En Belgique, pour la première fois au monde, un mineur a été – légalement – euthanasié

Bonjour

C’est fait. Une première mondiale… On ne connaît pas (encore) son nom et son âge. On sait qu’il était mineur. Il vient de mourir, euthanasié et « à sa demande » Cela s’est passé en Belgique, pays frontalier de la France où l’euthanasie est, comme on sait, actuellement interdite. C’est la première fois depuis une modification de la loi belge sur l’euthanasie (modification adoptée en février 2014) qu’un tel geste a été pratiqué. Het Nieuwsblad cite Wim Distelmans, président de la Commission fédérale de contrôle et d’évaluation de l’euthanasie, dans le journal. Il semble acquis qu’il (ou elle) souffrait d’une maladie en phase terminale et su’il (ou elle) était néerlandophone.

« Il n’y a heureusement que très peu d’enfants concernés, mais cela ne signifie pas que nous devrions leur refuser le droit à une mort digne », estime Wim Distelmans. Il précise que ce cas de figure demeure exceptionnel et réservé aux cas qualifiés de désespérés.

Initiative enfantine

La Belgique est le seul pays au monde à autoriser, sans limite d’âge, des mineurs atteints d’une maladie incurable. La loi dispose que le mineur devra se « trouver dans une situation médicale sans issue entraînant le décès à brève échéance », être confronté à une « souffrance physique constante et insupportable qui ne peut être apaisée et qui résulte d’une affection accidentelle ou pathologique grave et incurable ». L’enfant ou adolescent doit prendre l’initiative de la demande, étudiée par une équipe médicale et un psychiatre ou psychologue indépendant. Les parents doivent également donner leur consentement.
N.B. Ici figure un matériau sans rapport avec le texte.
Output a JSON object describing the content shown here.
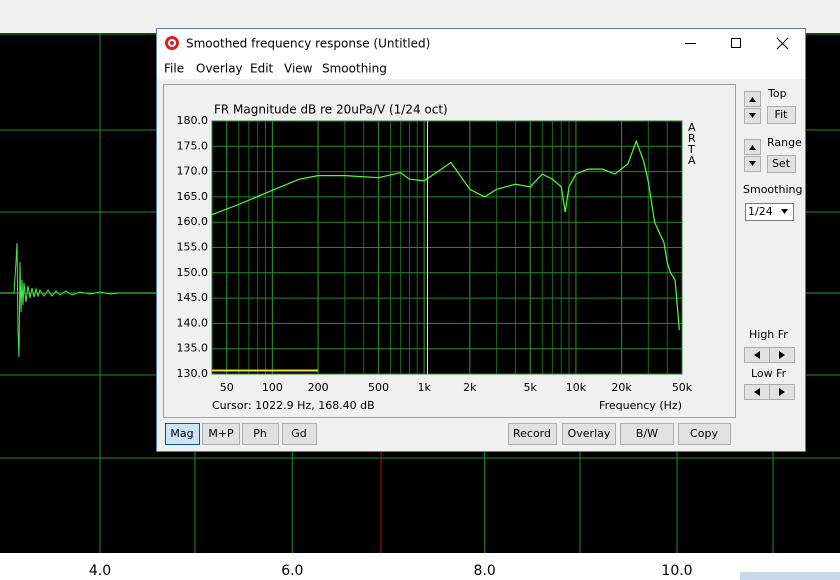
{
  "window": {
    "title": "Smoothed frequency response (Untitled)",
    "menu": [
      "File",
      "Overlay",
      "Edit",
      "View",
      "Smoothing"
    ]
  },
  "background_chart": {
    "xticks": [
      {
        "value": 4,
        "label": "4.0"
      },
      {
        "value": 6,
        "label": "6.0"
      },
      {
        "value": 8,
        "label": "8.0"
      },
      {
        "value": 10,
        "label": "10.0"
      }
    ]
  },
  "chart_data": {
    "type": "line",
    "title": "FR Magnitude dB re 20uPa/V (1/24 oct)",
    "xlabel": "Frequency (Hz)",
    "side_label": "A R T A",
    "cursor": "Cursor: 1022.9 Hz, 168.40 dB",
    "xscale": "log",
    "grid": true,
    "xlim": [
      40,
      50000
    ],
    "ylim": [
      130,
      180
    ],
    "xticks": [
      50,
      100,
      200,
      500,
      {
        "value": 1000,
        "label": "1k"
      },
      {
        "value": 2000,
        "label": "2k"
      },
      {
        "value": 5000,
        "label": "5k"
      },
      {
        "value": 10000,
        "label": "10k"
      },
      {
        "value": 20000,
        "label": "20k"
      },
      {
        "value": 50000,
        "label": "50k"
      }
    ],
    "yticks": [
      {
        "value": 130,
        "label": "130.0"
      },
      {
        "value": 135,
        "label": "135.0"
      },
      {
        "value": 140,
        "label": "140.0"
      },
      {
        "value": 145,
        "label": "145.0"
      },
      {
        "value": 150,
        "label": "150.0"
      },
      {
        "value": 155,
        "label": "155.0"
      },
      {
        "value": 160,
        "label": "160.0"
      },
      {
        "value": 165,
        "label": "165.0"
      },
      {
        "value": 170,
        "label": "170.0"
      },
      {
        "value": 175,
        "label": "175.0"
      },
      {
        "value": 180,
        "label": "180.0"
      }
    ],
    "x": [
      40,
      60,
      100,
      150,
      200,
      300,
      500,
      700,
      800,
      1000,
      1300,
      1500,
      2000,
      2500,
      3000,
      4000,
      5000,
      6000,
      7000,
      8000,
      8500,
      9000,
      10000,
      12000,
      15000,
      18000,
      22000,
      25000,
      28000,
      30000,
      33000,
      36000,
      38000,
      40000,
      42000,
      45000,
      47000,
      48000
    ],
    "series": [
      {
        "color": "#55ff33",
        "values": [
          161.5,
          163.5,
          166.3,
          168.5,
          169.2,
          169.2,
          168.8,
          169.8,
          168.5,
          168.2,
          170.5,
          171.8,
          166.5,
          165,
          166.5,
          167.5,
          167,
          169.5,
          168.5,
          167,
          162,
          167,
          169.5,
          170.5,
          170.5,
          169.5,
          171.5,
          176,
          172,
          168,
          160,
          157.5,
          156,
          152,
          150,
          148.6,
          142,
          138.7
        ]
      }
    ]
  },
  "buttons": [
    "Mag",
    "M+P",
    "Ph",
    "Gd",
    "Record",
    "Overlay",
    "B/W",
    "Copy"
  ],
  "side_panel": {
    "top": "Top",
    "fit": "Fit",
    "range": "Range",
    "set": "Set",
    "smoothing": "Smoothing",
    "smoothing_value": "1/24",
    "high_fr": "High Fr",
    "low_fr": "Low Fr"
  }
}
L’AFP rappelle que le vote de 2014 avait causé une vive controverse en Belgique – pays de tradition catholique. Une majorité s’était dégagée malgré l’opposition de certains pédiatres et celle de la hiérarchie catholique. À l’époque le médecin et sénateur (socialiste) Philippe Mahoux, qui portait cette loi, avait expliqué qu’il fallait aussi répondre au souhait des pédiatres et infirmiers confrontés à la « souffrance insupportable » d’enfants, à laquelle ils ne pouvaient répondre que de manière illégale.

En pratique c’est à l’enfant (ou à adolescent) de prendre l’initiative de la demande – avec le consentement des parents. La loi belge n’impose pas de limite d’âge, contrairement aux Pays-Bas qui impose le seuil (minimal) de 12 ans. Une équipe médicale et un psychiatre ou psychologue indépendant étudient ensuite la demande. Puis, le cas échéant, on passe à l’acte. Il n’est pas indiqué, précisément, qui doit pratiquer le geste.